Photologgers tend to take their cameras with them everywhere, and this pays off most often in New York City, arguably the photolog capital of the world. Many of the city’s photologs carry on the tradition of street photography, chronicling small things noticed amid New York’s constant visual flux. Quarlo.com, for example, documents lonely urban landscapes inhabited by shadowy figures. Todd Gross, the man behind Quarlo, is one of the few photologgers with the patience to shoot his pictures on film and then scan them. Sometimes he even adds soundtracks, but there are no captions. In a similarly minimalist New York vein are Rion.nu and Slower.net, which focus on the colors and textures of the city’s streets.

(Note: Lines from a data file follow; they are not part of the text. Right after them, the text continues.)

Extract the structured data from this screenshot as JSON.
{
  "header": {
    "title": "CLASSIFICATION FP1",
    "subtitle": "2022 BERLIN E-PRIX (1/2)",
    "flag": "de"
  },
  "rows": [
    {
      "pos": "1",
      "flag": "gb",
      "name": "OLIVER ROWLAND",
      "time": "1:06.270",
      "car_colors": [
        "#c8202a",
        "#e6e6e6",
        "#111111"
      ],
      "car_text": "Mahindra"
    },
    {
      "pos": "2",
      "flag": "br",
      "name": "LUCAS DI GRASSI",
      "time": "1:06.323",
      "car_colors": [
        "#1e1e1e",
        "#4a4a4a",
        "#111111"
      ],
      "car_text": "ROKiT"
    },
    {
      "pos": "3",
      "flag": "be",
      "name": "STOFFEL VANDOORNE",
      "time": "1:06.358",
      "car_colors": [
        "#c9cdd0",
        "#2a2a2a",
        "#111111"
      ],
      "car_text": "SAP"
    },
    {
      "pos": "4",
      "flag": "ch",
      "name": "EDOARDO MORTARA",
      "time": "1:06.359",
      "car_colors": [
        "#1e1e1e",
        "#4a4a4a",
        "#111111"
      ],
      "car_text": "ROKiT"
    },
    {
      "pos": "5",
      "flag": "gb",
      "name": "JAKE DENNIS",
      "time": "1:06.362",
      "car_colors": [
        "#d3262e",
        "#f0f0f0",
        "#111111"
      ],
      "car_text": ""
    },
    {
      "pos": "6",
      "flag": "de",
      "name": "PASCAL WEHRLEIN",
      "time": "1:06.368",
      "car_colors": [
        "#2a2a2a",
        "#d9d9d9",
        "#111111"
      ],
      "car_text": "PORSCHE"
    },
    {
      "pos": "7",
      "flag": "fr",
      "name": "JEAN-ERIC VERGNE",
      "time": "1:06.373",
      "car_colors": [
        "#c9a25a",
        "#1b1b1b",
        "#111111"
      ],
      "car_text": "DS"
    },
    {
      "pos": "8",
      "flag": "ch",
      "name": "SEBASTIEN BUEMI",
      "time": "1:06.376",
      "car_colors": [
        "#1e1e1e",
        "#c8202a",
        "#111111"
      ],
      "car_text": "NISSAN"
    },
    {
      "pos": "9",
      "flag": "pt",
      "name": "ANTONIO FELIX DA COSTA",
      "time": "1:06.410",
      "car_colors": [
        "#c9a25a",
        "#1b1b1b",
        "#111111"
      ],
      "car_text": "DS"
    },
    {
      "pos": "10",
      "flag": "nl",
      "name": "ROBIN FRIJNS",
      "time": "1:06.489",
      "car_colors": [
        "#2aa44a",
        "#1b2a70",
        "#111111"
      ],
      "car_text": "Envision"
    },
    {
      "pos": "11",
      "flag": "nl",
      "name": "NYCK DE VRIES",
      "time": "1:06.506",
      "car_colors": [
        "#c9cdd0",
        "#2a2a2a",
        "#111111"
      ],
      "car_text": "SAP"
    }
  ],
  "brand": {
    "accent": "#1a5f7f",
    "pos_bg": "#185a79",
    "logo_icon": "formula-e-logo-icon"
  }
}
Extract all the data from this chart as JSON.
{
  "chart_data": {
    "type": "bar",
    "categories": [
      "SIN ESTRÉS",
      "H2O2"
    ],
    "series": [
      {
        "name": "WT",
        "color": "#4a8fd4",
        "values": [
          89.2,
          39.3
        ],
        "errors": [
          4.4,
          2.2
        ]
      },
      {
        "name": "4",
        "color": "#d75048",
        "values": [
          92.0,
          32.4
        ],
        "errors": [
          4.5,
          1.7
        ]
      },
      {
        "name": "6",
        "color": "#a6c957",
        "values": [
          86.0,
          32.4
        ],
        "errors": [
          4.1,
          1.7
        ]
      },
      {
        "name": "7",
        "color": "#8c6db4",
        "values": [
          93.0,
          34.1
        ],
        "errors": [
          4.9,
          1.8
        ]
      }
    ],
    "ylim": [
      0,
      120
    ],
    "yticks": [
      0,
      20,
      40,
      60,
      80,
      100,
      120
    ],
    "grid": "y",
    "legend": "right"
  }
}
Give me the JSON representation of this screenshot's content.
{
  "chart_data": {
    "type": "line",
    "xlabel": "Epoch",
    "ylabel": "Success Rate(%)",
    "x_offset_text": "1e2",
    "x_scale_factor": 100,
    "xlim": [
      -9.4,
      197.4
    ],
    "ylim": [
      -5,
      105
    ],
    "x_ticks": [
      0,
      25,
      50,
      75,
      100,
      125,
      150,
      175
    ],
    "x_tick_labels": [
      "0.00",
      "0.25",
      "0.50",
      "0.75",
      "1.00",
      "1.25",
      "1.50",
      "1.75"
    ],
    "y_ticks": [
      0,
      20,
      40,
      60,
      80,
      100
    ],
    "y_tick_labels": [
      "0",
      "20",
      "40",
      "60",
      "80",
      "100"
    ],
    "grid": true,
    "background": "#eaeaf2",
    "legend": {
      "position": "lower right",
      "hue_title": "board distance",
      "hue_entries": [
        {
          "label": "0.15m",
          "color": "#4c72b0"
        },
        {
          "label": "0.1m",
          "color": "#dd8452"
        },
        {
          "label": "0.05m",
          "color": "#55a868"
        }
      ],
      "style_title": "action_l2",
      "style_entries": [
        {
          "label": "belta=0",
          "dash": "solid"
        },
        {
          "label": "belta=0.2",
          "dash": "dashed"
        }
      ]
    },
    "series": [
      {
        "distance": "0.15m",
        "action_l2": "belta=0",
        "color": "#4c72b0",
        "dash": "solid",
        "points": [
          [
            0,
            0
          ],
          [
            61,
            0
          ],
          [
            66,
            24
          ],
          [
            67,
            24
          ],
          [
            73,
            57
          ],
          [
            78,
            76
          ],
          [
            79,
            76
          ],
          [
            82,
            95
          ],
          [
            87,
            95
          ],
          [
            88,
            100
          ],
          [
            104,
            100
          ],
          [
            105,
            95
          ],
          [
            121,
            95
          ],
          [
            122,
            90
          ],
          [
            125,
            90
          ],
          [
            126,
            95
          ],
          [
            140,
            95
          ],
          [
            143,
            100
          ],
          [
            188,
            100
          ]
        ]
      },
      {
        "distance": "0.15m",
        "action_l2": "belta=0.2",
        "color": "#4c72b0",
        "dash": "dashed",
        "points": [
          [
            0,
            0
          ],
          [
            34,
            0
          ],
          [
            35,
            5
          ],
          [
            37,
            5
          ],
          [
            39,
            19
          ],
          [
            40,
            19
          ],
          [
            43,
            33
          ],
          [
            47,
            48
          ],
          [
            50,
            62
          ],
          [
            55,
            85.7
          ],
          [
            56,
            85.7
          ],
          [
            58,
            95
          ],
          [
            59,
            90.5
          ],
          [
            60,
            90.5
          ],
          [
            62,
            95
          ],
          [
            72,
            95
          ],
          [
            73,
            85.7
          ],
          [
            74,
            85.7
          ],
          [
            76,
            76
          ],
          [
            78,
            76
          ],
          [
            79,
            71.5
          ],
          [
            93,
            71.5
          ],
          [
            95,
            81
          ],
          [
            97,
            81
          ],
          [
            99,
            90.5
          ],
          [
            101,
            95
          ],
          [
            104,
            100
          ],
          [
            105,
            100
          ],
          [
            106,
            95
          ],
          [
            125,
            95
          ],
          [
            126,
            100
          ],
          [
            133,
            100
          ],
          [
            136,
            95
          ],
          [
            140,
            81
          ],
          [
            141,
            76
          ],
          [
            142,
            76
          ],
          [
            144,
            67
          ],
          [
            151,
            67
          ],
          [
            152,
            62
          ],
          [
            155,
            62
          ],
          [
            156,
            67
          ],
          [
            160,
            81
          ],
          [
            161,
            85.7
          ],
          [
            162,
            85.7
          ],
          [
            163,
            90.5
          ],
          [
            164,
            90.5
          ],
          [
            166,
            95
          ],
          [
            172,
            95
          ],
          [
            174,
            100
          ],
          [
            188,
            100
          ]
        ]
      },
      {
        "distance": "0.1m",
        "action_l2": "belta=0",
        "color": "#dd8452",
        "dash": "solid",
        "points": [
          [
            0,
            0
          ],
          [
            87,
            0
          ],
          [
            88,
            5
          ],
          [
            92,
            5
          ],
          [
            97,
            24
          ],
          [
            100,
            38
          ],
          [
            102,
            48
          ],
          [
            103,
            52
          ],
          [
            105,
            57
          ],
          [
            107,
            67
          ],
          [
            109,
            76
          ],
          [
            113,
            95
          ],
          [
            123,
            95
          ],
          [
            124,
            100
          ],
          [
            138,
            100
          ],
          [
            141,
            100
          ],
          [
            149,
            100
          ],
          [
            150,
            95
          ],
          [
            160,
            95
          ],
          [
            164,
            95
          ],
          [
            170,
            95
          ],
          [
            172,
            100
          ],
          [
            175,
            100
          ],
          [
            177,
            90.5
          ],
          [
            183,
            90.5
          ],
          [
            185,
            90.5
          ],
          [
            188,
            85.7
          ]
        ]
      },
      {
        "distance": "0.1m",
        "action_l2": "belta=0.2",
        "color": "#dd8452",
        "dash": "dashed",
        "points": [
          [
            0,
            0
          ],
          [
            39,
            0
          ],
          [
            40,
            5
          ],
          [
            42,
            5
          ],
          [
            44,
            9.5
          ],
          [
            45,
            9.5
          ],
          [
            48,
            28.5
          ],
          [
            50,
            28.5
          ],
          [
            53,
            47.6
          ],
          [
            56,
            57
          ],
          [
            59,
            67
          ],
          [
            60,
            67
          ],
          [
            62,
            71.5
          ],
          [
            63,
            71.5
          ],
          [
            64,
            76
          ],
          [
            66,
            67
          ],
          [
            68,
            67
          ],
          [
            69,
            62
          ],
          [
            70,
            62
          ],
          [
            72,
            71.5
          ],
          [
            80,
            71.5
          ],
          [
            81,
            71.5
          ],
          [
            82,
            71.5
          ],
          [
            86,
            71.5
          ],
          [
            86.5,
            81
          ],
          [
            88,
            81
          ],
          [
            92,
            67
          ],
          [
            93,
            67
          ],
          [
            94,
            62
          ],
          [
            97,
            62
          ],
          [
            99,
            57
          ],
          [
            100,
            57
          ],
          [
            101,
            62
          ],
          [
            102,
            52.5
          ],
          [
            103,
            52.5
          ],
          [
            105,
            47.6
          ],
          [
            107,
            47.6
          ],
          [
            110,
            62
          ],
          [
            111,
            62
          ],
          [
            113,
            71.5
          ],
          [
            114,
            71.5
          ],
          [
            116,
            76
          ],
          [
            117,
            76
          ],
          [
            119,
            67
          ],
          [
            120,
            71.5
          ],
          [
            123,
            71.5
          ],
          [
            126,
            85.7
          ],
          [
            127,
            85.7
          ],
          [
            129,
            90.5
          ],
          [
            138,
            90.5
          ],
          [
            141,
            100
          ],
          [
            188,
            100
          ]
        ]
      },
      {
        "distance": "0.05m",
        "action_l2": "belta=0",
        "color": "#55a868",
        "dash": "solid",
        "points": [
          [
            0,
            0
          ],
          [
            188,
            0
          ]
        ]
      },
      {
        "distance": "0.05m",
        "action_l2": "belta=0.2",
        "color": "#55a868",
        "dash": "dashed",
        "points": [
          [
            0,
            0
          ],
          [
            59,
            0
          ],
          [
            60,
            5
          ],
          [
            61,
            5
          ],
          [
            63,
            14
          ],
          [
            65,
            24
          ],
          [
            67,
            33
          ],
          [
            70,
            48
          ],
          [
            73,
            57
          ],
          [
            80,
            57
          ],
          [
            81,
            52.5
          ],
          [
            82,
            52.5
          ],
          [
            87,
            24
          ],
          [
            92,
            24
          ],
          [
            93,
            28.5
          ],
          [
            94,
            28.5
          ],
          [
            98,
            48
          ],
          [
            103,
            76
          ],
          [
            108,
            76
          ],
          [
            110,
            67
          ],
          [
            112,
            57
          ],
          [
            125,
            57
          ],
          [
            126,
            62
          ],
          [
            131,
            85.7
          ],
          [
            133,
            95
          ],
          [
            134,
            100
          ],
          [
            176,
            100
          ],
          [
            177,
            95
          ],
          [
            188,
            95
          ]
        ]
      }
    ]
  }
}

Unlike Weblogs, photologs leap over language barriers, which is a helpful thing when global log-hopping. The Beijing teenager behind Ziboy.com doesn’t put captions on his photos in any language, but the faces in his shots say plenty without them. Fotodiario is a simple site that offers enigmatic glimpses of one man’s life in São Paulo, Brazil.

In contrast to these mostly wordless sites, there is plenty of writing on Hunkabutta.com, a photolog by a Canadian expatriate in Tokyo named Mike Clarke. He specializes in surreptitious portraits of city dwellers and explorations of Japanese cultural quirks in journal-style entries.

All of the sites mentioned here have a certain aesthetic self-consciousness about them, but there are plenty of less artsy photologs whose creators are not much interested in attracting a global following. College kids and parents, for example, use them as a place for friends and family to check out their latest doings or their newest baby photos. As is the case with Weblogs, most of these sites will be of interest to only a few people. They document a very small part of the world—but things happen there, too, just like everywhere else.